Again, my idea was to see how well we can predict a pitcher's K9 (strikeouts per 9 innings) rates, given online what pitches he throws, and some biographical data like height, weight, age and handedness. I cheat a little by also using his IP in the model, although this is just to separate the starters from the relievers (we would expect starters and relievers, especially left handed relievers) to have different K9 rates with the same pitch arsenal.

In short, running with the updated data led to almost no changes in my ability to project K9 rates from this non-performance data. The correlation between projected and actual rates is still right at 0.6.

The graph is above. The listing of pitcher seasons (with 60IP+), fastball data, and actual & projected strikeout rates is available here.

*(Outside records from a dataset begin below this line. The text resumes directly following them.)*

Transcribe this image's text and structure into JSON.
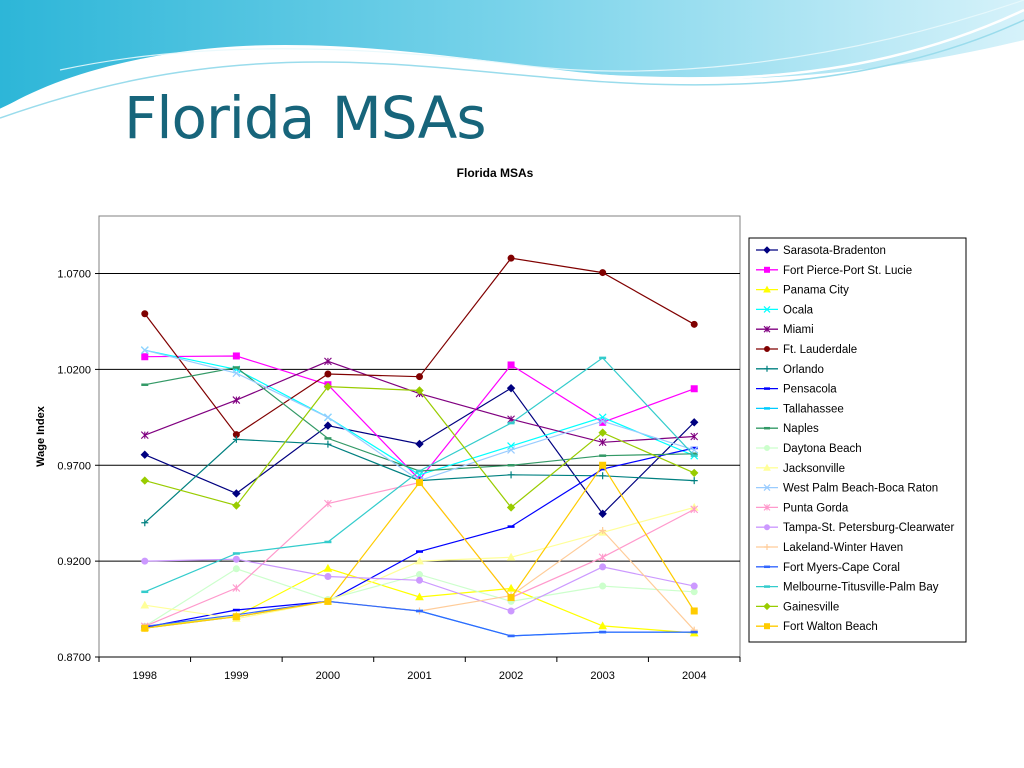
{
  "slide": {
    "title": "Florida MSAs"
  },
  "chart_data": {
    "type": "line",
    "title": "Florida MSAs",
    "xlabel": "",
    "ylabel": "Wage Index",
    "categories": [
      "1998",
      "1999",
      "2000",
      "2001",
      "2002",
      "2003",
      "2004"
    ],
    "ylim": [
      0.87,
      1.1
    ],
    "yticks": [
      0.87,
      0.92,
      0.97,
      1.02,
      1.07
    ],
    "ytick_labels": [
      "0.8700",
      "0.9200",
      "0.9700",
      "1.0200",
      "1.0700"
    ],
    "grid": "horizontal major gridlines",
    "legend_position": "right",
    "series": [
      {
        "name": "Sarasota-Bradenton",
        "color": "#000080",
        "marker": "diamond",
        "values": [
          0.9755,
          0.9553,
          0.9907,
          0.9811,
          1.0102,
          0.9447,
          0.9924
        ]
      },
      {
        "name": "Fort Pierce-Port St. Lucie",
        "color": "#ff00ff",
        "marker": "square",
        "values": [
          1.0266,
          1.027,
          1.012,
          0.9625,
          1.0223,
          0.9924,
          1.0099
        ]
      },
      {
        "name": "Panama City",
        "color": "#ffff00",
        "marker": "triangle",
        "values": [
          0.8855,
          0.8913,
          0.9162,
          0.9013,
          0.9058,
          0.8862,
          0.8825
        ]
      },
      {
        "name": "Ocala",
        "color": "#00ffff",
        "marker": "x",
        "values": [
          1.03,
          1.02,
          0.995,
          0.965,
          0.98,
          0.995,
          0.975
        ]
      },
      {
        "name": "Miami",
        "color": "#800080",
        "marker": "star",
        "values": [
          0.9857,
          1.004,
          1.0242,
          1.0074,
          0.994,
          0.982,
          0.985
        ]
      },
      {
        "name": "Ft. Lauderdale",
        "color": "#800000",
        "marker": "circle",
        "values": [
          1.049,
          0.986,
          1.0176,
          1.0162,
          1.078,
          1.0705,
          1.0435
        ]
      },
      {
        "name": "Orlando",
        "color": "#008080",
        "marker": "plus",
        "values": [
          0.94,
          0.9835,
          0.981,
          0.962,
          0.965,
          0.9645,
          0.962
        ]
      },
      {
        "name": "Pensacola",
        "color": "#0000ff",
        "marker": "dash",
        "values": [
          0.8855,
          0.8945,
          0.899,
          0.925,
          0.938,
          0.968,
          0.979
        ]
      },
      {
        "name": "Tallahassee",
        "color": "#00ccff",
        "marker": "dash",
        "values": [
          0.885,
          0.891,
          0.899,
          0.894,
          0.881,
          0.883,
          0.883
        ]
      },
      {
        "name": "Naples",
        "color": "#339966",
        "marker": "dash",
        "values": [
          1.012,
          1.021,
          0.984,
          0.967,
          0.97,
          0.975,
          0.976
        ]
      },
      {
        "name": "Daytona Beach",
        "color": "#ccffcc",
        "marker": "circle",
        "values": [
          0.886,
          0.916,
          0.9,
          0.913,
          0.899,
          0.907,
          0.904
        ]
      },
      {
        "name": "Jacksonville",
        "color": "#ffff99",
        "marker": "triangle",
        "values": [
          0.897,
          0.89,
          0.899,
          0.92,
          0.922,
          0.935,
          0.948
        ]
      },
      {
        "name": "West Palm Beach-Boca Raton",
        "color": "#99ccff",
        "marker": "x",
        "values": [
          1.03,
          1.018,
          0.995,
          0.962,
          0.978,
          0.993,
          0.978
        ]
      },
      {
        "name": "Punta Gorda",
        "color": "#ff99cc",
        "marker": "star",
        "values": [
          0.886,
          0.906,
          0.95,
          0.961,
          0.901,
          0.922,
          0.947
        ]
      },
      {
        "name": "Tampa-St. Petersburg-Clearwater",
        "color": "#cc99ff",
        "marker": "circle",
        "values": [
          0.92,
          0.921,
          0.912,
          0.91,
          0.894,
          0.917,
          0.907
        ]
      },
      {
        "name": "Lakeland-Winter Haven",
        "color": "#ffcc99",
        "marker": "plus",
        "values": [
          0.885,
          0.891,
          0.899,
          0.894,
          0.902,
          0.936,
          0.884
        ]
      },
      {
        "name": "Fort Myers-Cape Coral",
        "color": "#3366ff",
        "marker": "dash",
        "values": [
          0.886,
          0.892,
          0.899,
          0.894,
          0.881,
          0.883,
          0.883
        ]
      },
      {
        "name": "Melbourne-Titusville-Palm Bay",
        "color": "#33cccc",
        "marker": "dash",
        "values": [
          0.904,
          0.924,
          0.93,
          0.967,
          0.992,
          1.026,
          0.975
        ]
      },
      {
        "name": "Gainesville",
        "color": "#99cc00",
        "marker": "diamond",
        "values": [
          0.962,
          0.949,
          1.011,
          1.009,
          0.948,
          0.987,
          0.966
        ]
      },
      {
        "name": "Fort Walton Beach",
        "color": "#ffcc00",
        "marker": "square",
        "values": [
          0.885,
          0.891,
          0.899,
          0.961,
          0.901,
          0.97,
          0.894
        ]
      }
    ]
  }
}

The new formula still breaks the pitchers into 3 categories, by average fastball speed, and whether they are starters or relievers. For those who care, here is the new formula:

Overall:

FB_fg_vel <= 91.55 :
| IP Start <= 5.5 : LM1 (757)
| IP Start > 5.5 : LM2 (1353)
FB_fg_vel > 91.55 : LM3 (1091)

Where LM1, LM2 and LM3 are linear models that break down as follows:

LM num: 1
SO9 =
0.6879 * THROWS=L
- 0.0009 * HEIGHT_OVER_6ft
+ 0.0091 * WEIGHT
- 0.0293 * AGE
- 0.0001 * IP Start
- 0.0238 * FB_fg_per
+ 0.023 * SL_fg_per
- 0.0002 * CT_fg_per
+ 0.0215 * CB_fg_per
+ 0.0181 * CH_fg_per
+ 0.049 * SF_fg_per
+ 0.3019 * FB_fg_vel
- 0.0001 * SL_fg_vel
- 0.1251 * CH_fg_vel
- 0.559 * rep_depth
- 0.2189 * rep_offerings
- 8.7262

LM num: 2
SO9 =
0.611 * THROWS=L
- 0.0006 * HEIGHT_OVER_6ft
+ 0.0001 * WEIGHT
+ 0.0002 * AGE
+ 0.0012 * IP Start
- 0.0488 * FB_fg_per
+ 0.0088 * SL_fg_per
- 0.0179 * CT_fg_per
+ 0.0159 * CB_fg_per
- 0.0189 * CH_fg_per
+ 0.0003 * SF_fg_per
+ 0.2786 * FB_fg_vel
- 0.0001 * SL_fg_vel
- 0.0144 * CB_fg_vel
- 0.0282 * CH_fg_vel
+ 0.009 * SF_fg_vel
- 0.2939 * rep_depth
- 0.1174 * rep_offerings
- 12.5946

LM num: 3
SO9 =
1.3079 * THROWS=L
- 0.0976 * HEIGHT_OVER_6ft
+ 0 * WEIGHT
+ 0.0289 * AGE
- 0.0013 * IP Start
- 0.0773 * FB_fg_per
- 0.0314 * CT_fg_per
- 0.0255 * CH_fg_per
+ 0.0164 * SF_fg_per
+ 0.5636 * FB_fg_vel
- 0.0002 * SL_fg_vel
+ 0.0091 * CB_fg_vel
- 0.0004 * CH_fg_vel
- 0.3258 * rep_depth
- 0.2241 * rep_offerings
- 39.442

The difference between the new and old models is trivial. Overall, I think I get something like a 2% decrease in root mean squared error, which is not significant.

I'm just including this information for completeness.